Bimwin menjadi ruang pembekalan bagi calon pengantin untuk memahami kehidupan berkeluarga secara lebih utuh. Materi yang diberikan tidak hanya berbicara mengenai hubungan suami dan istri, tetapi juga menyentuh fondasi keluarga, pola pengasuhan, perencanaan keluarga, serta upaya menciptakan kehidupan rumah tangga yang sehat dan berkualitas.
Materi pertama disampaikan Mujianto, M.Pd., dengan tema “Membangun Pondasi Keluarga Sakinah”. Para calon pengantin diajak memahami bahwa keluarga yang kokoh membutuhkan fondasi keimanan, komunikasi yang sehat, sikap saling menghargai, serta kesadaran menjalankan tanggung jawab masing-masing sebagai suami dan istri.
Pernikahan, dalam konteks tersebut, dipandang sebagai perjalanan yang membutuhkan kerja sama. Perbedaan karakter, cara pandang, maupun persoalan yang muncul dalam rumah tangga perlu dihadapi dengan komunikasi dan sikap saling memahami.
Materi berikutnya disampaikan Gusdani dengan tema “Tips Keluarga yang Bahagia dan Anak Saleh-Salehah”. Peserta mendapatkan penguatan mengenai pentingnya membangun suasana rumah yang positif sekaligus menyiapkan pola pengasuhan yang dapat mendukung tumbuh kembang anak.
Keluarga menjadi lingkungan pertama tempat anak mengenal nilai, sikap, dan perilaku.
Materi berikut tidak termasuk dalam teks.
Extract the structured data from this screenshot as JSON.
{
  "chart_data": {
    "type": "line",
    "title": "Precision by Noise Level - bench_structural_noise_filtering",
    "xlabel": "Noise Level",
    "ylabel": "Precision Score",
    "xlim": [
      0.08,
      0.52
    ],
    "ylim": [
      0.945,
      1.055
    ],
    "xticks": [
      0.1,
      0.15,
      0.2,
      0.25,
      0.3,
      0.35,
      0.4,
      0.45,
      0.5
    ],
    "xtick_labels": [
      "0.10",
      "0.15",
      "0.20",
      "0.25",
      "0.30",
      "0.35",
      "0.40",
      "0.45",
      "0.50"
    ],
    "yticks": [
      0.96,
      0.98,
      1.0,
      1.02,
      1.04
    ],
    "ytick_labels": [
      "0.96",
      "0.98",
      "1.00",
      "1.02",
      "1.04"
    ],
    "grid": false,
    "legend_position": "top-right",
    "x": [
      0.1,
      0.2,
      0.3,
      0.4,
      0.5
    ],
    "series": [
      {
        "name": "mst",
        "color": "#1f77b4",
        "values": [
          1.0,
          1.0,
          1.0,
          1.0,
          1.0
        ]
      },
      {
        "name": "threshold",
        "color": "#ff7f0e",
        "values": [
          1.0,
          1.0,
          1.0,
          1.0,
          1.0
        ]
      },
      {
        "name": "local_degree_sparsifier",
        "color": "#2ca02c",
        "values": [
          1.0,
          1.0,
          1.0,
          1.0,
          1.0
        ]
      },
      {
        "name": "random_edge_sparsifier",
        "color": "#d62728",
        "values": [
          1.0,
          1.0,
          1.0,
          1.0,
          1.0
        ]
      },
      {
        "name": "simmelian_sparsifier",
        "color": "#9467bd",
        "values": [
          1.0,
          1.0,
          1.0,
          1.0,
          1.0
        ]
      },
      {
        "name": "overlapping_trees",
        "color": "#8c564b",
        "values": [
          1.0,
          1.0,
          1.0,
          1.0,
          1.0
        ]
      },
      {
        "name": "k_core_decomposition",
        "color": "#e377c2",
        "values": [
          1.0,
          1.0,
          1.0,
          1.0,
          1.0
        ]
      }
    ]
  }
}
Karena itu, keteladanan orang tua menjadi bagian penting dalam membentuk anak yang memiliki akhlak dan karakter yang baik.
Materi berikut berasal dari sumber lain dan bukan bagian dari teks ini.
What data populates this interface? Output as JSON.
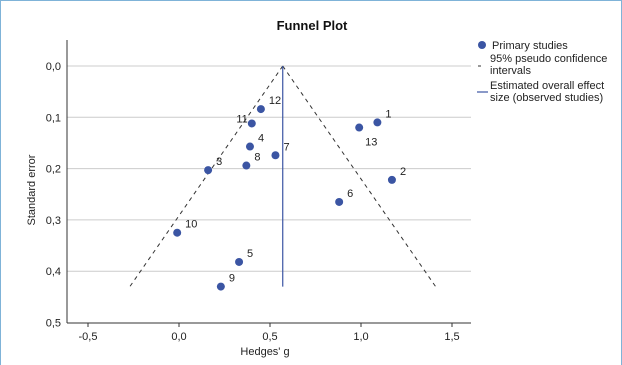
{
  "chart_data": {
    "type": "scatter",
    "title": "Funnel Plot",
    "xlabel": "Hedges' g",
    "ylabel": "Standard error",
    "xlim": [
      -0.6,
      1.6
    ],
    "ylim": [
      0,
      0.5
    ],
    "y_reversed": true,
    "grid": "horizontal",
    "legend_position": "right",
    "x_ticks": [
      {
        "value": -0.5,
        "label": "-0,5"
      },
      {
        "value": 0.0,
        "label": "0,0"
      },
      {
        "value": 0.5,
        "label": "0,5"
      },
      {
        "value": 1.0,
        "label": "1,0"
      },
      {
        "value": 1.5,
        "label": "1,5"
      }
    ],
    "y_ticks": [
      {
        "value": 0.0,
        "label": "0,0"
      },
      {
        "value": 0.1,
        "label": "0,1"
      },
      {
        "value": 0.2,
        "label": "0,2"
      },
      {
        "value": 0.3,
        "label": "0,3"
      },
      {
        "value": 0.4,
        "label": "0,4"
      },
      {
        "value": 0.5,
        "label": "0,5"
      }
    ],
    "series": [
      {
        "name": "Primary studies",
        "color": "#3b55a3",
        "points": [
          {
            "label": "1",
            "x": 1.09,
            "y": 0.11
          },
          {
            "label": "2",
            "x": 1.17,
            "y": 0.222
          },
          {
            "label": "3",
            "x": 0.16,
            "y": 0.203
          },
          {
            "label": "4",
            "x": 0.39,
            "y": 0.157
          },
          {
            "label": "5",
            "x": 0.33,
            "y": 0.382
          },
          {
            "label": "6",
            "x": 0.88,
            "y": 0.265
          },
          {
            "label": "7",
            "x": 0.53,
            "y": 0.174
          },
          {
            "label": "8",
            "x": 0.37,
            "y": 0.194
          },
          {
            "label": "9",
            "x": 0.23,
            "y": 0.43
          },
          {
            "label": "10",
            "x": -0.01,
            "y": 0.325
          },
          {
            "label": "11",
            "x": 0.4,
            "y": 0.112
          },
          {
            "label": "12",
            "x": 0.45,
            "y": 0.084
          },
          {
            "label": "13",
            "x": 0.99,
            "y": 0.12
          }
        ]
      }
    ],
    "pseudo_ci_lines": {
      "name": "95% pseudo confidence intervals",
      "apex": {
        "x": 0.57,
        "y": 0.0
      },
      "left_end": {
        "x": -0.27,
        "y": 0.43
      },
      "right_end": {
        "x": 1.41,
        "y": 0.43
      },
      "style": "dashed",
      "color": "#333333"
    },
    "overall_effect_line": {
      "name": "Estimated overall effect size (observed studies)",
      "x": 0.57,
      "y_range": [
        0.0,
        0.43
      ],
      "color": "#3b55a3"
    },
    "legend": [
      {
        "label": "Primary studies",
        "marker": "circle"
      },
      {
        "label": "95% pseudo confidence intervals",
        "marker": "dashed-line"
      },
      {
        "label": "Estimated overall effect size (observed studies)",
        "marker": "solid-line"
      }
    ]
  }
}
Sementara itu, Korluh KB Kecamatan Seputih Raman, Lania Agusta Sandy Ms, S.H., memberikan materi mengenai kehidupan keluarga, perencanaan keluarga, serta pentingnya membangun keluarga yang sehat, harmonis, dan berkualitas.
Pembekalan tersebut memberikan perspektif bahwa kesiapan membangun rumah tangga juga berkaitan dengan kemampuan pasangan dalam merencanakan kehidupan keluarga secara bertanggung jawab, termasuk dalam aspek kesehatan dan masa depan keluarga.
Melalui rangkaian materi tersebut, calon pengantin diharapkan tidak hanya siap secara administratif untuk melangsungkan pernikahan, tetapi juga memiliki kesiapan mental, spiritual, sosial, dan pengetahuan yang memadai untuk menjalani kehidupan setelah akad.
KUA Kecamatan Seputih Raman terus mendorong agar Bimbingan Perkawinan menjadi bagian penting dalam mempersiapkan pasangan sebelum memasuki kehidupan rumah tangga. Pembekalan sejak awal diharapkan dapat membantu calon pengantin membangun komunikasi yang sehat, memahami peran dan tanggung jawab, serta menghadapi persoalan keluarga dengan lebih bijaksana.
Pada akhirnya, tujuan pernikahan bukan sekadar menyatukan dua orang, tetapi membangun kehidupan bersama yang menghadirkan ketenangan, kasih sayang, dan keberkahan. Dari kesiapan calon pengantin hari ini, diharapkan lahir keluarga yang sakinah, mawaddah, warahmah, sekaligus menjadi lingkungan terbaik bagi tumbuhnya generasi yang saleh dan salehah.
KUA Kecamatan Seputih Raman berkomitmen untuk terus hadir memberikan pelayanan dan pembinaan kepada masyarakat sebagai bagian dari ikhtiar membangun keluarga yang harmonis, sehat, berkualitas, dan tangguh.